NYPD program patrols inside private buildings; Targets Non-whites

"Operation Clean Halls" would never exist in a white neighborhood. And most white folks probably see nothing wrong with it and consider the unlawful search & seizures of non-whites to be normal - such is the nature of the operating system of white supremacy.

Similarly, during Nazi Germany, a substantial part of the population had to be ready to consider it desirable, acceptable or unavoidable that certain "other" people would be isolated, persecuted and killed. [MORE] Various movement regulations and identification measures were undertaken by the Government as preconditions to genocide. As the number of Jews or more specifically, semites (non-white people) rose in Nazi Germany, Jews felt the effects of many decrees and regulations that restricted all aspects of their public and private lives.

From [HERE] and [HERE] New York Police Department officers are patrolling inside private apartment buildings in a program known as Operation Clean Halls. The program has been lauded by some residents who say they feel safer but vilified by others who say they're being harassed at home. Many complain they're illegally stopped and arrested. More than two dozen people who say they were wrongly stopped have filed a federal lawsuit.

The lawsuit is one of three pending federal cases that involve the New York Police Department’s stop, question and frisk practice, championed by police Commissioner Raymond Kelly and Mayor Michael Bloomberg - who are both white. 

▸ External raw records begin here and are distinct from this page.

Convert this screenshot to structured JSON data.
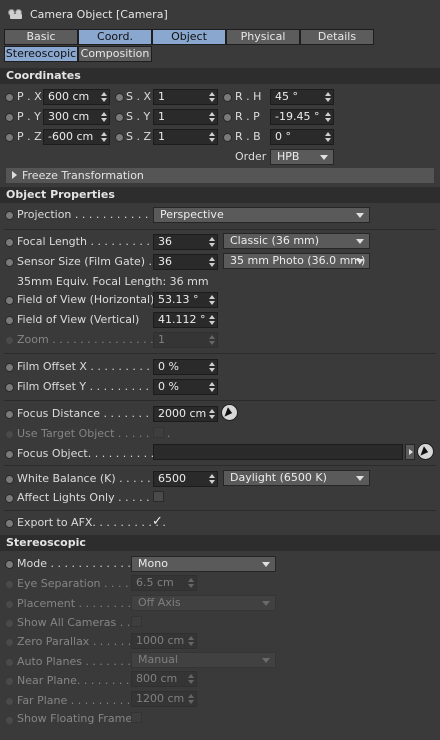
{
  "window": {
    "title": "Camera Object [Camera]",
    "icon": "camera-icon"
  },
  "tabs_row1": [
    "Basic",
    "Coord.",
    "Object",
    "Physical",
    "Details"
  ],
  "tabs_row2": [
    "Stereoscopic",
    "Composition"
  ],
  "active_tabs": [
    "Coord.",
    "Object",
    "Stereoscopic"
  ],
  "coordinates": {
    "section": "Coordinates",
    "px": {
      "label": "P . X",
      "value": "600 cm"
    },
    "py": {
      "label": "P . Y",
      "value": "300 cm"
    },
    "pz": {
      "label": "P . Z",
      "value": "-600 cm"
    },
    "sx": {
      "label": "S . X",
      "value": "1"
    },
    "sy": {
      "label": "S . Y",
      "value": "1"
    },
    "sz": {
      "label": "S . Z",
      "value": "1"
    },
    "rh": {
      "label": "R . H",
      "value": "45 °"
    },
    "rp": {
      "label": "R . P",
      "value": "-19.45 °"
    },
    "rb": {
      "label": "R . B",
      "value": "0 °"
    },
    "order_label": "Order",
    "order_value": "HPB",
    "freeze": "Freeze Transformation"
  },
  "object_properties": {
    "section": "Object Properties",
    "projection": {
      "label": "Projection . . . . . . . . . . . . .",
      "value": "Perspective"
    },
    "focal_length": {
      "label": "Focal Length . . . . . . . . . . .",
      "value": "36",
      "preset": "Classic (36 mm)"
    },
    "sensor_size": {
      "label": "Sensor Size (Film Gate) . . .",
      "value": "36",
      "preset": "35 mm Photo (36.0 mm)"
    },
    "equiv": "35mm Equiv. Focal Length: 36 mm",
    "fov_h": {
      "label": "Field of View (Horizontal)",
      "value": "53.13 °"
    },
    "fov_v": {
      "label": "Field of View (Vertical)",
      "value": "41.112 °"
    },
    "zoom": {
      "label": "Zoom . . . . . . . . . . . . . . . . .",
      "value": "1"
    },
    "film_offset_x": {
      "label": "Film Offset X . . . . . . . . . . .",
      "value": "0 %"
    },
    "film_offset_y": {
      "label": "Film Offset Y . . . . . . . . . . .",
      "value": "0 %"
    },
    "focus_distance": {
      "label": "Focus Distance . . . . . . . . .",
      "value": "2000 cm"
    },
    "use_target": {
      "label": "Use Target Object . . . . . . . ."
    },
    "focus_object": {
      "label": "Focus Object. . . . . . . . . . . ."
    },
    "white_balance": {
      "label": "White Balance (K) . . . . . . .",
      "value": "6500",
      "preset": "Daylight (6500 K)"
    },
    "affect_lights": {
      "label": "Affect Lights Only . . . . . . ."
    },
    "export_afx": {
      "label": "Export to AFX. . . . . . . . . . .",
      "checked": "✓"
    }
  },
  "stereoscopic": {
    "section": "Stereoscopic",
    "mode": {
      "label": "Mode . . . . . . . . . . . .",
      "value": "Mono"
    },
    "eye_sep": {
      "label": "Eye Separation . . . .",
      "value": "6.5 cm"
    },
    "placement": {
      "label": "Placement . . . . . . . . .",
      "value": "Off Axis"
    },
    "show_all": {
      "label": "Show All Cameras . . ."
    },
    "zero_parallax": {
      "label": "Zero Parallax . . . . . .",
      "value": "1000 cm"
    },
    "auto_planes": {
      "label": "Auto Planes . . . . . . .",
      "value": "Manual"
    },
    "near_plane": {
      "label": "Near Plane. . . . . . . . .",
      "value": "800 cm"
    },
    "far_plane": {
      "label": "Far Plane . . . . . . . . .",
      "value": "1200 cm"
    },
    "floating_frame": {
      "label": "Show Floating Frame"
    }
  }
}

The program is the only one like it in a major U.S. city. It started in the 1990s, when crime was at all-time highs. Now, there are more than 3,000 buildings around the city enrolled, mostly in "higher-crime areas." To enroll, a building owner or manager signs paperwork allowing police to enter and arrest people found to be committing crimes. It gives police standing permission to roam the halls of private buildings.

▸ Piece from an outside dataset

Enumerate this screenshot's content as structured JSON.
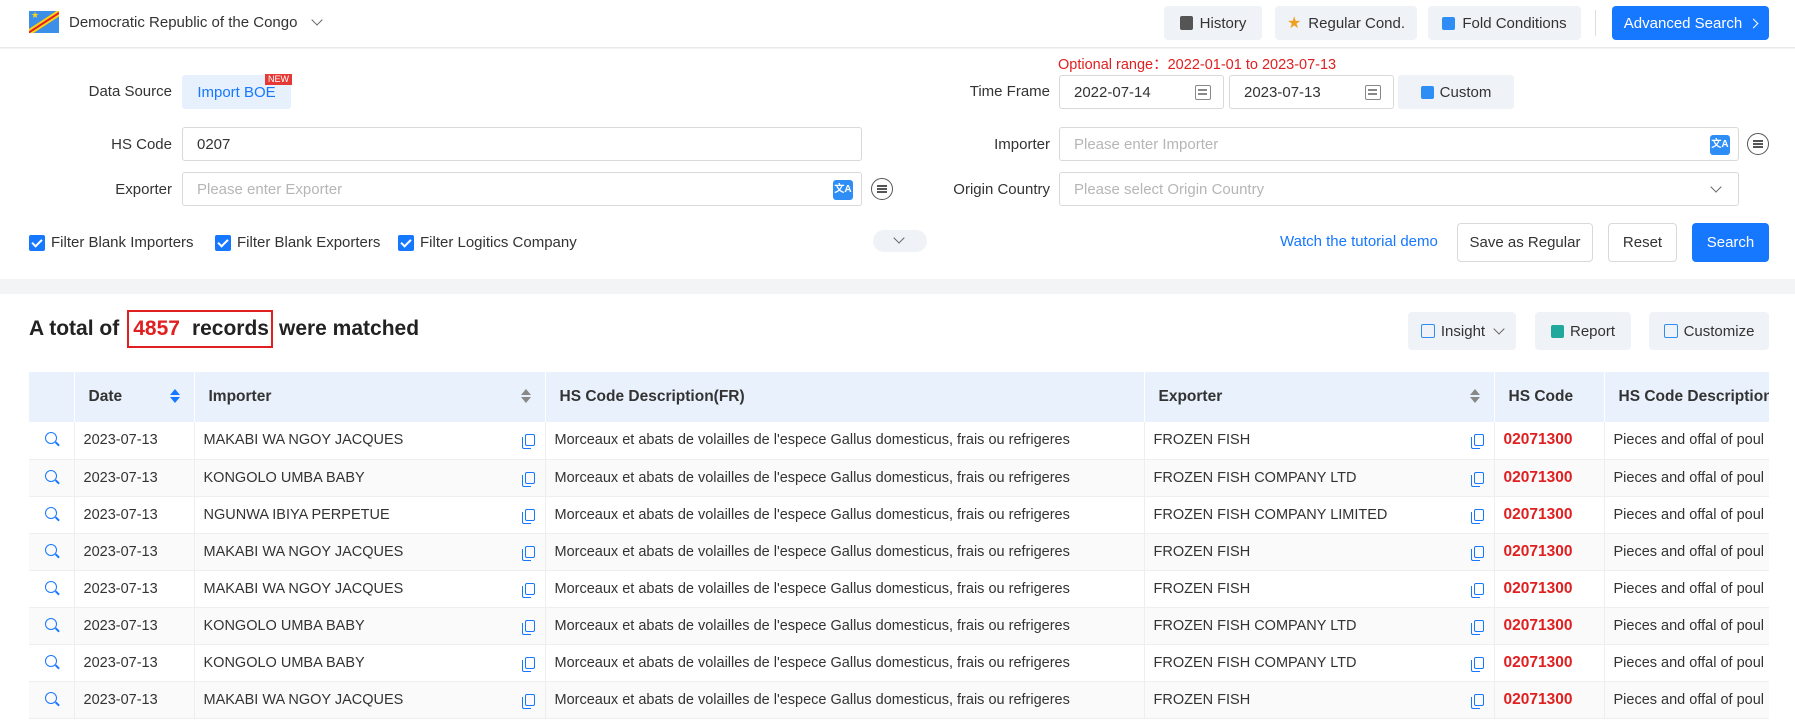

Edifices citywide are dotted with small white square signs alerting residents that their homes are patrolled by police. Some are huge complexes, others are small brownstones. Officers have conducted hundreds of thousands of patrols up and down stairwells and even more outside. The NYPD claims they catch drug transactions, shoo away loiterers and break up fights. But really, they seem to just round up Black & Brown people. 

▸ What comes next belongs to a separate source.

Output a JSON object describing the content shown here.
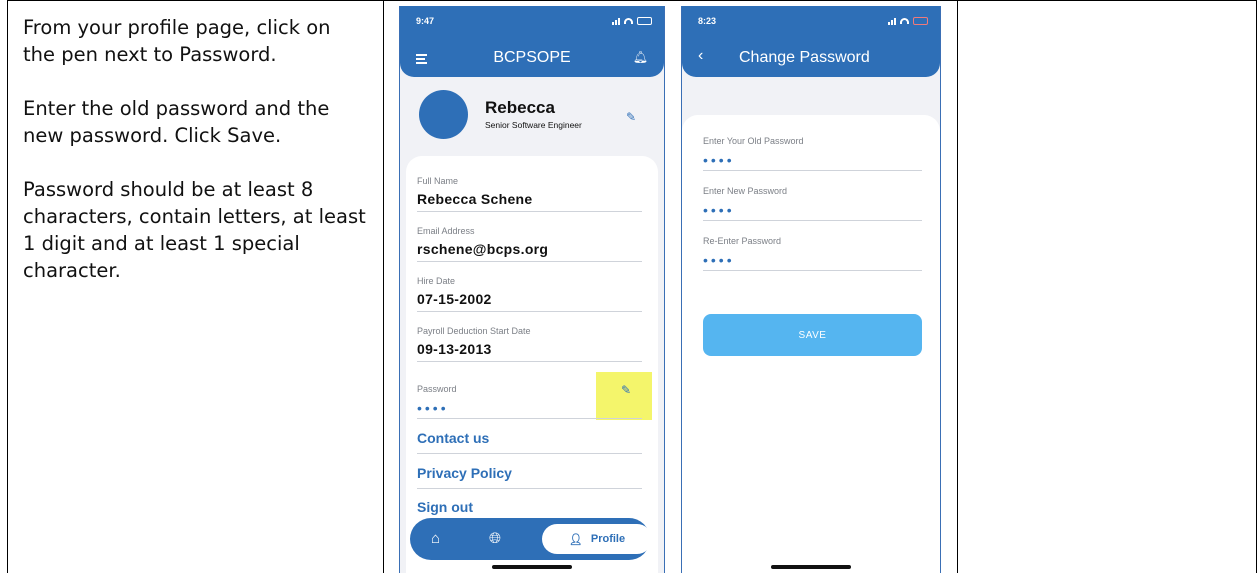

Last year, New York police stopped 533,042 people, more than five times the number in 2002. Fifty-five percent of those stopped were black, 32 percent were Hispanic and 10 percent were white. In other words, 90% were non-white. According to U.S. Census figures, there are 8.2 million people in the city: 26 percent are black, 28 percent are Hispanic and 44 percent are white. [MORE

The Clean Halls lawsuit was filed by the New York Civil Liberties Union and Bronx Defenders on behalf of Ligon and others who live in South Bronx apartment buildings enrolled in the program.

A plaintiff in the suit, Abdullah Turner, who’s black, said he was waiting for a friend who was returning a sweater inside a Bronx building when an officer slapped his cellphone out of his hand and demanded to know what he was doing outside. Turner, 25, said he was arrested on a trespassing charge, which was dropped nearly six months later.

“I never thought anything bad about police growing up, until I got older,” said Turner, who recently got a GED and is in a work training program. “I guess my age and my race played a part in now putting me on their radar, rather than being my father’s son.”

The trespass charge on which Turner was arrested is among the most common in the city. Last year there were about 8,700 arrests on it, and the year before there were more than 9,200. About a thousand of last year’s cases have been dismissed, and more than 2,100 from the year before were dismissed in some form, according to statistics from the state Division of Criminal Justice Services.

“We don’t feel safe, but it’s because of the police,” said Jaenean Ligon, one of the plaintiffs, who said her sons have been wrongly arrested.